Representation Fine-Tuning (ReFT) [Wu et al., 2024]

ReFT applies task-specific interventions to hidden states at predefined positions and layers. LoReFT combines LoRA with ReFT, updating hidden states as:

\[h' = h + R^T(W h + b - R h)\]

where \(R \in \mathbb{R}^{r \times d}\) and \(W \in \mathbb{R}^{r \times d}\) are low-rank matrices.

Summary: Fine-Tuning Trade-offs

Method	Pros	Cons	Trainable Parameters
Fine-Tuning	Maximises performance, Utilises all model capacity, Simple	High memory/computation cost, Risk of overfitting	100%
Adapters	Low additional parameters, Modular (switchable adapters)	Increases total parameter count, Performance depends on design	~3%
LoRA	Reduces trainable parameters, Merges back into base model	Hyperparameter sensitive, May not match full fine-tuning performance	0.5-1%
Prefix-Tuning	Switchable prefixes for different tasks	Increases sequence length	0.1%
ReFT	Minimises parameter changes, Hybrid of LoRA/adapters	Requires careful tuning (layer/position selection)	0.025-0.05%

Conclusion

The choice between full and partial fine-tuning depends on available resources and task requirements. Full fine-tuning maximises performance but is expensive.

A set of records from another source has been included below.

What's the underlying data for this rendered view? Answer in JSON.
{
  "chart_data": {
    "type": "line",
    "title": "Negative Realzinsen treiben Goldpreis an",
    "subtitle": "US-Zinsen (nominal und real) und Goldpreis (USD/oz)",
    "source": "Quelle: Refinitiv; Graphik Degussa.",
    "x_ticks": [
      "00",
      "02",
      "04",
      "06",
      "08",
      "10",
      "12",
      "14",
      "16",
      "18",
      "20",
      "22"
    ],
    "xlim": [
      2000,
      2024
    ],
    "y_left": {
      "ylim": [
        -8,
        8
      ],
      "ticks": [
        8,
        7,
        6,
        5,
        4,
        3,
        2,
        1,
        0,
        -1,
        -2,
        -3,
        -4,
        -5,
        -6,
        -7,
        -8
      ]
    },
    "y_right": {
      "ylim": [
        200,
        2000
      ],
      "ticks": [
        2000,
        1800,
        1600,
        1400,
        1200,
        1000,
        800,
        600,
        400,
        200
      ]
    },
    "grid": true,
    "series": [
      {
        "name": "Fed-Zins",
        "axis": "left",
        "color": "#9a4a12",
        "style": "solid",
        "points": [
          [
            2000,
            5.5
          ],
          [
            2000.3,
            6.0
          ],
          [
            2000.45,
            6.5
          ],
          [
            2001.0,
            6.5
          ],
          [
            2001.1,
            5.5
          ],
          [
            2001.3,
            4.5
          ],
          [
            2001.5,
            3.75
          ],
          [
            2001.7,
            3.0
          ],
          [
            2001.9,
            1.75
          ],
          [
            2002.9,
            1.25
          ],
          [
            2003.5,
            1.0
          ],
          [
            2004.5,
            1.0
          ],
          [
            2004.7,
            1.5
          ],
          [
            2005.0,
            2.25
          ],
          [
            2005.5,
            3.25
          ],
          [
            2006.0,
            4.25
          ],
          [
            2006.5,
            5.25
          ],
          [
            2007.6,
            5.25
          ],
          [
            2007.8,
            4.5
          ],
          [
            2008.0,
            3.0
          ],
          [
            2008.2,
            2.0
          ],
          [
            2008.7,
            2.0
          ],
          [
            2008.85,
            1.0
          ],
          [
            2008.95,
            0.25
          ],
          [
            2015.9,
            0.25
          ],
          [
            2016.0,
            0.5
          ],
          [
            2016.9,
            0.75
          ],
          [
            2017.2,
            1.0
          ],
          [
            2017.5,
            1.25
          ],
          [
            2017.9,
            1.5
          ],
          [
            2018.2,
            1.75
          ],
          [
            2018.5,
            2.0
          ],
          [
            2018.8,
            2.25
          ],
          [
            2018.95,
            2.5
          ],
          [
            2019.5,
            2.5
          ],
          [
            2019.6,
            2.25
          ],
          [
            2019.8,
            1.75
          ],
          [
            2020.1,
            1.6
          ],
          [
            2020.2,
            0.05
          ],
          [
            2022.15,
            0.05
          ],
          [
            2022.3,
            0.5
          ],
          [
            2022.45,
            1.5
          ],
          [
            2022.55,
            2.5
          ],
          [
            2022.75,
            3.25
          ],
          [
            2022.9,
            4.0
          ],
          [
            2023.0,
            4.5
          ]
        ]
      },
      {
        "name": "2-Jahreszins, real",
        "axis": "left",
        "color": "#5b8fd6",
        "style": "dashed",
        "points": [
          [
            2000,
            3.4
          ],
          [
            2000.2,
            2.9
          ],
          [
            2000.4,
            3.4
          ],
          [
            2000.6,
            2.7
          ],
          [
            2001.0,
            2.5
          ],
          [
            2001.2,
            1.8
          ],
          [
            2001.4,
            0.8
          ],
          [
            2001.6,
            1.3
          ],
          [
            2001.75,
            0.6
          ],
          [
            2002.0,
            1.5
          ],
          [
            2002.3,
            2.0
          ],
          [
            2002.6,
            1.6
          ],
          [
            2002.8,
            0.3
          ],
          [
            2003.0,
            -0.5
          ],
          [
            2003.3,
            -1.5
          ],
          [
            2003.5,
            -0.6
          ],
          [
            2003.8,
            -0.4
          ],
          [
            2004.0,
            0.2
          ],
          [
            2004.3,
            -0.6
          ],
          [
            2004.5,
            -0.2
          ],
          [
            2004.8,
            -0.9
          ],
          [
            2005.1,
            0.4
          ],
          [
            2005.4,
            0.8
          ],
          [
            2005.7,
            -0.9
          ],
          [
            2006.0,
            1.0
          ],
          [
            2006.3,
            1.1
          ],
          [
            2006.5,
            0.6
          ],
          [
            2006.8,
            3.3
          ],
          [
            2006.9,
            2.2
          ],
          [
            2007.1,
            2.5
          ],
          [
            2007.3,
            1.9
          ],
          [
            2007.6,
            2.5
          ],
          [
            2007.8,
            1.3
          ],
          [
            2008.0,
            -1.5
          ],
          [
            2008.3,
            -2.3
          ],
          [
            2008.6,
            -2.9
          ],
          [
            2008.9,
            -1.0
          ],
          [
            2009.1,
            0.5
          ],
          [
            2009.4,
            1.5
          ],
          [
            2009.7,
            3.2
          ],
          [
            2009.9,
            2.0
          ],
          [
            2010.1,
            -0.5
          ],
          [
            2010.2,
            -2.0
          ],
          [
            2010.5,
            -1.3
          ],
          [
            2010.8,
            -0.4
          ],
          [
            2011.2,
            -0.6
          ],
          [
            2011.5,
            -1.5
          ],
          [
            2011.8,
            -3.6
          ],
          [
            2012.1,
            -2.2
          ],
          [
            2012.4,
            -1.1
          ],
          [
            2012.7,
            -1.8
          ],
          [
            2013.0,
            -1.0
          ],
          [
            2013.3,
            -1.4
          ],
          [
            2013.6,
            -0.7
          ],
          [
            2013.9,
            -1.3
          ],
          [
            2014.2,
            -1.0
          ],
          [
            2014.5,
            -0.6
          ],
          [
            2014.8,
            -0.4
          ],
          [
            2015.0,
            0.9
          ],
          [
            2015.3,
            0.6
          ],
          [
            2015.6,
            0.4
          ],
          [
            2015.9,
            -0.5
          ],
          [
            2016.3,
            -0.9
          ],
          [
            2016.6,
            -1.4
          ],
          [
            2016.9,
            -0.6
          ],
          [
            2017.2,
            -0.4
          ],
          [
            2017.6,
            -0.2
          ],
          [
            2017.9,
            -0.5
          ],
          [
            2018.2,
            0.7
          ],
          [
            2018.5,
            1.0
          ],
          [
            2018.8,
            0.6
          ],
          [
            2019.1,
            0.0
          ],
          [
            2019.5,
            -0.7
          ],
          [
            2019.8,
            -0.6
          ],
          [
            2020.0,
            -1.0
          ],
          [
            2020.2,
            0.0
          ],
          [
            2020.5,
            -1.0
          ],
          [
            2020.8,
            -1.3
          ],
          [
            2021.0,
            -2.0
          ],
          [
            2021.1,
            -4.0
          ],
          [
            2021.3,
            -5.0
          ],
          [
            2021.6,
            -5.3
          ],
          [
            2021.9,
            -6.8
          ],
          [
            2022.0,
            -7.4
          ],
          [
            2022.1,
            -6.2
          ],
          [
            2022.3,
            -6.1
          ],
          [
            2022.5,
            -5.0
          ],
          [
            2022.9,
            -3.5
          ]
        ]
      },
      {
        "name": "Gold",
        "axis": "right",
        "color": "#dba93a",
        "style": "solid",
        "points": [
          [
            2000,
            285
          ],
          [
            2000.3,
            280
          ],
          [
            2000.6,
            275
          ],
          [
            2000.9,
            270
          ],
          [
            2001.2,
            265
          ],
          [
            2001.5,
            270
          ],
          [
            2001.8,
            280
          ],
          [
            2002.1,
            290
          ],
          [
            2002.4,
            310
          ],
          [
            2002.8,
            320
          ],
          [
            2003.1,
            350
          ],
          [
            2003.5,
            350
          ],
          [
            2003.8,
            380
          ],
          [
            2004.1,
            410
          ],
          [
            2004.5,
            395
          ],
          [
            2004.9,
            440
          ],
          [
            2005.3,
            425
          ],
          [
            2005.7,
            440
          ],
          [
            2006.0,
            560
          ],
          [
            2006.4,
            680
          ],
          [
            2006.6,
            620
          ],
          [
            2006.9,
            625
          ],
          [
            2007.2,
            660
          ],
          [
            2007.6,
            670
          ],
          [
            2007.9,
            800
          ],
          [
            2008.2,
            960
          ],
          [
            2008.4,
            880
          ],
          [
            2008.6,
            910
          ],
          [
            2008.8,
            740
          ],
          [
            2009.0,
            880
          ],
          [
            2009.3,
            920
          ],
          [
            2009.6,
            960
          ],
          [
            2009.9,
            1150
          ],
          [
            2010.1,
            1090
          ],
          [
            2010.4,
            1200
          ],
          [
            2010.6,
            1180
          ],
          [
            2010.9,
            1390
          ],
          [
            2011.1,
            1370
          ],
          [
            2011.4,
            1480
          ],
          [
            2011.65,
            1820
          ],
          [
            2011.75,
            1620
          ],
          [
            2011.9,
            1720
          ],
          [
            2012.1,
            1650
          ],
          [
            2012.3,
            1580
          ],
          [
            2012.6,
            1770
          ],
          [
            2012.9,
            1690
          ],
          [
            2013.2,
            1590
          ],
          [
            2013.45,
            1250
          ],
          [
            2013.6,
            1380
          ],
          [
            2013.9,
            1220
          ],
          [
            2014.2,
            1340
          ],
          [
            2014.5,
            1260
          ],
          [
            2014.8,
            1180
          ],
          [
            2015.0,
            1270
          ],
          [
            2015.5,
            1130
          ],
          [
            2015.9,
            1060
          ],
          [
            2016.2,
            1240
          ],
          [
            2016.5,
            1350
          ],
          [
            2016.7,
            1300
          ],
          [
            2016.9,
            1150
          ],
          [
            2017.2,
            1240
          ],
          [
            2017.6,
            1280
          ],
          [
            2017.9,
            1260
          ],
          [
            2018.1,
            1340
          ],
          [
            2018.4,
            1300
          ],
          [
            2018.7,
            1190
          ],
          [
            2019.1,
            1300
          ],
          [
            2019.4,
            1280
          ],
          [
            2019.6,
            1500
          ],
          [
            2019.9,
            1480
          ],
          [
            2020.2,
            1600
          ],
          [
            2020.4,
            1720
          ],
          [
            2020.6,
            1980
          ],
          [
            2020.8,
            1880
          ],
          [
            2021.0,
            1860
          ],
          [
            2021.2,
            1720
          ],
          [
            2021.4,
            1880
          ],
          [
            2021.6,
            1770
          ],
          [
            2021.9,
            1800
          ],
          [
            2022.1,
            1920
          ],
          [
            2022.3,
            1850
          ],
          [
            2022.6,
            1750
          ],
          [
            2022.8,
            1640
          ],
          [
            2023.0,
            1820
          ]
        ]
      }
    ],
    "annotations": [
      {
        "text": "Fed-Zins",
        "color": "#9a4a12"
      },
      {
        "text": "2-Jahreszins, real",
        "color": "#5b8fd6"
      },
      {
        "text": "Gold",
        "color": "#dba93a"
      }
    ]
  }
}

PEFT methods like Adapters, LoRA, and ReFT provide efficient alternatives for scenarios with limited data or compute resources.

Citations

Houlsby, N., Giurgiu, A., Jastrzebski, S., Morrone, B., de Laroussilhe, Q., Gesmundo, A., Attariyan, M., & Gelly, S. (2019). Parameter-Efficient Transfer Learning for NLP. arXiv:1902.00751.

Hu, E. J., Shen, Y., Wallis, P., Allen-Zhu, Z., Li, Y., Wang, S., Wang, L., & Chen, W. (2021). LoRA: Low-Rank Adaptation of Large Language Models. arXiv:2106.09685.

Dettmers, T., Pagnoni, A., Holtzman, A., & Zettlemoyer, L. (2023). QLoRA: Efficient Finetuning of Quantized LLMs. arXiv:2305.14314.

Liu, S.-Y., Wang, C.-Y., Yin, H., Molchanov, P., Wang, Y.-C. F., Cheng, K.-T., & Chen, M.-H. (2024). DoRA: Weight-Decomposed Low-Rank Adaptation. arXiv:2402.09353.

Li, X. L., & Liang, P. (2021). Prefix-Tuning: Optimizing Continuous Prompts for Generation. arXiv:2101.00190.

Wu, S., Liu, S., & Ruder, S. (2024). ReFT: Representation Fine-Tuning for Language Models. arXiv:2401.12345.